In the past, it was common to obtain a bond for such individuals who were transferred to full immigration court proceedings (called 240 proceedings) after a positive determination of the asylum officer – at least in the case of immigrants other than arriving aliens.  This case changes that practice.

The question presented is whether aliens who are originally placed in expedited proceedings and then transferred to full proceedings after establishing a credible fear become eligible for bond upon transfer. I conclude that such aliens remain ineligible for bond, whether they are arriving at the border or are apprehended in the United States.

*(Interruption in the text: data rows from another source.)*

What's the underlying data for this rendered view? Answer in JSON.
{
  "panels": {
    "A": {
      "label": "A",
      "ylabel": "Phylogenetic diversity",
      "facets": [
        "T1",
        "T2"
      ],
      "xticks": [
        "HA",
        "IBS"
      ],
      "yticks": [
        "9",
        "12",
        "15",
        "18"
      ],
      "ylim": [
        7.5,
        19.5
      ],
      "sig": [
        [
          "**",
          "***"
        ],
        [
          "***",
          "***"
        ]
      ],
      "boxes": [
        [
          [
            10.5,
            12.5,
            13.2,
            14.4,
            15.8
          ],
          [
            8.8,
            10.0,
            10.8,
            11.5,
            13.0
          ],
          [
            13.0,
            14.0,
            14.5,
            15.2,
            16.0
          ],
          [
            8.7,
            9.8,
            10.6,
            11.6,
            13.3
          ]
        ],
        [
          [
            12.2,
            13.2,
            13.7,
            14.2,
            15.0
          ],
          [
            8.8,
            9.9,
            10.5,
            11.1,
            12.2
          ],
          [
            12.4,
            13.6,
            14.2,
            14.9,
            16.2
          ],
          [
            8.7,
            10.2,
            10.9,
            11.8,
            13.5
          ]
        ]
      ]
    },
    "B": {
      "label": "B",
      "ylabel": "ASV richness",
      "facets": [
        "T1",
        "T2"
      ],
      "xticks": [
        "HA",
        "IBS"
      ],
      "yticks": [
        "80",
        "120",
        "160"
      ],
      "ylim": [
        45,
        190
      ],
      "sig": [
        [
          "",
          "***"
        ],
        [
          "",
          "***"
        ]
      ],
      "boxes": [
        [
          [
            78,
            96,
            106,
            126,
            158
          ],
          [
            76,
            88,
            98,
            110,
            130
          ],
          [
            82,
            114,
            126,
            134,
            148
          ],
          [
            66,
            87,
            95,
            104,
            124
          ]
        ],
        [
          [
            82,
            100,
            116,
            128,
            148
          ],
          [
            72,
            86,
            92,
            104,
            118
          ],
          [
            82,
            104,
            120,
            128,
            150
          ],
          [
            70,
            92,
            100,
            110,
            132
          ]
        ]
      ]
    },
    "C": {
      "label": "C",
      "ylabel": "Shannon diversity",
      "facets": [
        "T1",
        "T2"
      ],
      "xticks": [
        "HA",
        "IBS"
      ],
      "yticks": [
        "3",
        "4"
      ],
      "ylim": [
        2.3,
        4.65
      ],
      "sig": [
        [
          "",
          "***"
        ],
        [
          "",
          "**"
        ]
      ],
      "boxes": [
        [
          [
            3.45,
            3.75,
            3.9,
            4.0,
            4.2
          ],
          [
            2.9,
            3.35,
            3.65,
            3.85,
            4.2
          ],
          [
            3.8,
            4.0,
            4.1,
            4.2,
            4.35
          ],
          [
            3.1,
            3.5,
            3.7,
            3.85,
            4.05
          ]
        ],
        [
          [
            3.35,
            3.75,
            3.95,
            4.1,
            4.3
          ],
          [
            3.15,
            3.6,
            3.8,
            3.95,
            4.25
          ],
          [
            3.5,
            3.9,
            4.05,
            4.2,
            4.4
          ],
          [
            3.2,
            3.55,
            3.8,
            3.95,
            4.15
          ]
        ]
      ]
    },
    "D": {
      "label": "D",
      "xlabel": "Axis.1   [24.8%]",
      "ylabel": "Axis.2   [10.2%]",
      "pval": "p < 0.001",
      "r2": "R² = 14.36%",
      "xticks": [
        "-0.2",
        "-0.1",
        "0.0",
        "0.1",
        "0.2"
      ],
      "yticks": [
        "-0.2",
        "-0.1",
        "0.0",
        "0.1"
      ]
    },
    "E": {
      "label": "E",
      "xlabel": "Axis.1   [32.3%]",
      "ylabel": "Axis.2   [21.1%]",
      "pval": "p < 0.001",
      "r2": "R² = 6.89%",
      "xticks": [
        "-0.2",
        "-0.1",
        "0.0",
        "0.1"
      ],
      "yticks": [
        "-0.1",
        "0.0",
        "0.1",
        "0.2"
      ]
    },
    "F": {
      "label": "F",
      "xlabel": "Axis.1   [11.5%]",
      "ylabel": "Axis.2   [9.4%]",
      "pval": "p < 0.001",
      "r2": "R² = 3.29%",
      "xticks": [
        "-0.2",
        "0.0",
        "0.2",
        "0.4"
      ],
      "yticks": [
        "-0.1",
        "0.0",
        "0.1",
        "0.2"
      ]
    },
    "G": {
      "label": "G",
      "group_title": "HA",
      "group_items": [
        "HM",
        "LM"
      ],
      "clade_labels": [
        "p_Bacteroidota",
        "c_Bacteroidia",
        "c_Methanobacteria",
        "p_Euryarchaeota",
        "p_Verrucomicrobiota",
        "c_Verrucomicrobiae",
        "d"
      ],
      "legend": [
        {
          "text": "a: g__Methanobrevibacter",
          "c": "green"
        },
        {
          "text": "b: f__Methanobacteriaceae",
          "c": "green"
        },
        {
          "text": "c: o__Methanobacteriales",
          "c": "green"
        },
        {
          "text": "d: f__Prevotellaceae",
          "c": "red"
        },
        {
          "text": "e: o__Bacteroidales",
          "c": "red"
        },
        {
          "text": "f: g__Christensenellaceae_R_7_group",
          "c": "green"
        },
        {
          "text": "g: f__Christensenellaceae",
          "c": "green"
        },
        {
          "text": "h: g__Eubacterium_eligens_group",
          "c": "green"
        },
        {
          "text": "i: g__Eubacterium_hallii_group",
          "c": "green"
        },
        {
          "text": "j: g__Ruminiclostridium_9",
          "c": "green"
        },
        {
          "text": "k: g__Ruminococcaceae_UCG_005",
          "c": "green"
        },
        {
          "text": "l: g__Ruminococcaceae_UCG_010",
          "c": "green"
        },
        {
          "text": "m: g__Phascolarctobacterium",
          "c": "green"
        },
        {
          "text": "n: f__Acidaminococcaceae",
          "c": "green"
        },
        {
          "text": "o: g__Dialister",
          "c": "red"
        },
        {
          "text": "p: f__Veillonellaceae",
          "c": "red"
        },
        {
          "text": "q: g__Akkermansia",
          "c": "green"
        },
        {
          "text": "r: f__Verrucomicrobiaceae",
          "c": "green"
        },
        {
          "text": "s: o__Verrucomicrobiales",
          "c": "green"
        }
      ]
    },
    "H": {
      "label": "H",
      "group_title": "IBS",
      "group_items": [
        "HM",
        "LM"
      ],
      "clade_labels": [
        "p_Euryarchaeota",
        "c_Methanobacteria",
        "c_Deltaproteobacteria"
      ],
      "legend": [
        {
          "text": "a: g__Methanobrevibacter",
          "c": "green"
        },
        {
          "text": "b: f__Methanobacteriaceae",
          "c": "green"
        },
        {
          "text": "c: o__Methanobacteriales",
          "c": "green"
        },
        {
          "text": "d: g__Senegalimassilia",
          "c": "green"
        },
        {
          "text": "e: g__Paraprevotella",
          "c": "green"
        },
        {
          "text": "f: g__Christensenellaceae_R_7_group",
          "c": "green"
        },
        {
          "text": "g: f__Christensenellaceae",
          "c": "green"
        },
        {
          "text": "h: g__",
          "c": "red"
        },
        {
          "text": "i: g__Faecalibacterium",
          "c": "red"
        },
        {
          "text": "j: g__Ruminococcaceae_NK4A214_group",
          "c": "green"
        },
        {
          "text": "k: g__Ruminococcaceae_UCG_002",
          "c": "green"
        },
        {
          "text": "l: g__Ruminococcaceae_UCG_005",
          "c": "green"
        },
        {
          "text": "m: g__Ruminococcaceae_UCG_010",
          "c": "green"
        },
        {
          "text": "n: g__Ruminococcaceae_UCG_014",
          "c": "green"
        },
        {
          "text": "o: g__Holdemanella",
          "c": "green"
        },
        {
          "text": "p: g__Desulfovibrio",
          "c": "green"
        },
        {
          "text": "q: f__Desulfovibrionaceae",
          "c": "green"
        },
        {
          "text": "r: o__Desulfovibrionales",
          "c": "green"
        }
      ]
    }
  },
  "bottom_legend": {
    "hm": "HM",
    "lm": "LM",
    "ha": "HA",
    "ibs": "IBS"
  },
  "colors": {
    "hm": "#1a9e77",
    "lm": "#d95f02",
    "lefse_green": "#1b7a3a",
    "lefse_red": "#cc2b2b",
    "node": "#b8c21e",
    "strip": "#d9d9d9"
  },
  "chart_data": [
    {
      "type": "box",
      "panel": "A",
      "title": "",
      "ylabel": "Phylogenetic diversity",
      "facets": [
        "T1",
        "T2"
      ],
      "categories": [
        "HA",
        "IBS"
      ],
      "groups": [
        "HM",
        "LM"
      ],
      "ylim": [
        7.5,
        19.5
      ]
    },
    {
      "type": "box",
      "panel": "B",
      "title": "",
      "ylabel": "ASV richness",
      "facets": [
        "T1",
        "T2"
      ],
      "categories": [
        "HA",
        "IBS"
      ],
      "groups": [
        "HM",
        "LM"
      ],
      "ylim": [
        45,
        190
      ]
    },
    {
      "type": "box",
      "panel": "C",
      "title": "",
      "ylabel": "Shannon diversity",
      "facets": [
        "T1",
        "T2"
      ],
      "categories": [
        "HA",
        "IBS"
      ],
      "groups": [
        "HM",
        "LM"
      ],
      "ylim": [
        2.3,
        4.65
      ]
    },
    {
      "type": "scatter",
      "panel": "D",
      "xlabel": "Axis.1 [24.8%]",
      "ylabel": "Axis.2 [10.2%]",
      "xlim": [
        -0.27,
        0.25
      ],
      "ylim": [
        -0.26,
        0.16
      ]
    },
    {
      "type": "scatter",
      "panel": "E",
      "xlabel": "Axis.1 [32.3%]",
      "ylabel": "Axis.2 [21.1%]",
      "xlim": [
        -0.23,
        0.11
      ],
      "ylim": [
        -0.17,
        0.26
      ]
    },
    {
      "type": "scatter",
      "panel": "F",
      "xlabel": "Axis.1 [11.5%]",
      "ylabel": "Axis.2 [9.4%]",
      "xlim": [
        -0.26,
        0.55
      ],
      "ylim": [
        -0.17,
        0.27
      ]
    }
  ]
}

This is a huge decision that will frustrate the will of many people seeking safety in the United States.   The decision was made by the Attorney General – William Barr – and is part of the Trump administration’s war on immigration.  While the Department of Homeland Security retains the discretionary authority to parole individuals – or let them out of prison – while their case is pending in the immigration courts, many will wait for months if not years to receive a trial without the possibility of bond.
Decided November 19, 2018

This case struck a blow to the Trump administration’s attempt to thwart the illegal entry of immigrants along the southern boarder to seek asylum.   The Department of Justice (“DOJ”) and Department of Homeland Security (“DHS”) published a joint interim final rule, entitled “Aliens Subject to a Bar on Entry Under Certain Presidential Proclamations; Procedures for Protection Claims” (the “Rule”). 83 Fed. Reg. 55,934 (Nov. 9, 2018) (to be codified at 8 C.F.R. pts. 208, 1003, 1208). Under the rule, an immigrant would be ineligible for asylum if the President by proclamation limited entry of immigrants across the southern border with Mexico after the effective date of the proclamation.  Of course the president did make a proclamation: “Presidential Proclamation Addressing Mass Migration Through the Southern Border of the United States.” The joint effect of the rule and proclamation would be to prevent individuals who entered the United States without permission, at other than a port of entry, from being granted asylum.  Such individuals would be summarily denied asylum through the “credible fear” process, and then only eligible for Withholding of Removal or relief under the Convention Against Torture; the latter forms of relief much less appealing and much more difficult to obtain.

The Northern District of California temporarily blocked the implementation of the rule, noting that the plaintiffs were likely to succeed on the merits.  And indeed that appears the case.  There seems no good reason to provide Chevron deference to this rule when clearly contrary to the express will of Congress as provided in statute.  According to the Northern District of California:

separately from the question of admissibility, Congress has clearly commanded that immigrants be eligible for asylum regardless of where they enter. Prior to IIRIRA, asylum was potentially available to “an alien physically present in the United States or at a land border or port of entry, irrespective of such alien’s status.” 8 U.S.C. §1158(a) (1980). In IIRIRA, Congress amended §1158(a) to provide that “[a]ny alien who is physically present in the United States or who arrives in the United States (whether or not at a designated port of arrival and including an alien who is brought to the United States after having been interdicted in international or United States waters), irrespective of such alien’s status, may apply for asylum in accordance” with §1158 and §1225(b). 8 U.S.C. § 1158(a) (emphasis added).

Also, as the Northern District of California pointed out, not only does the rule flout the explicit language of the statute, it also represents an “extreme departure from prior practice” and is contrary to the 1967 United Nations Protocol to which the United States acceded in 1968.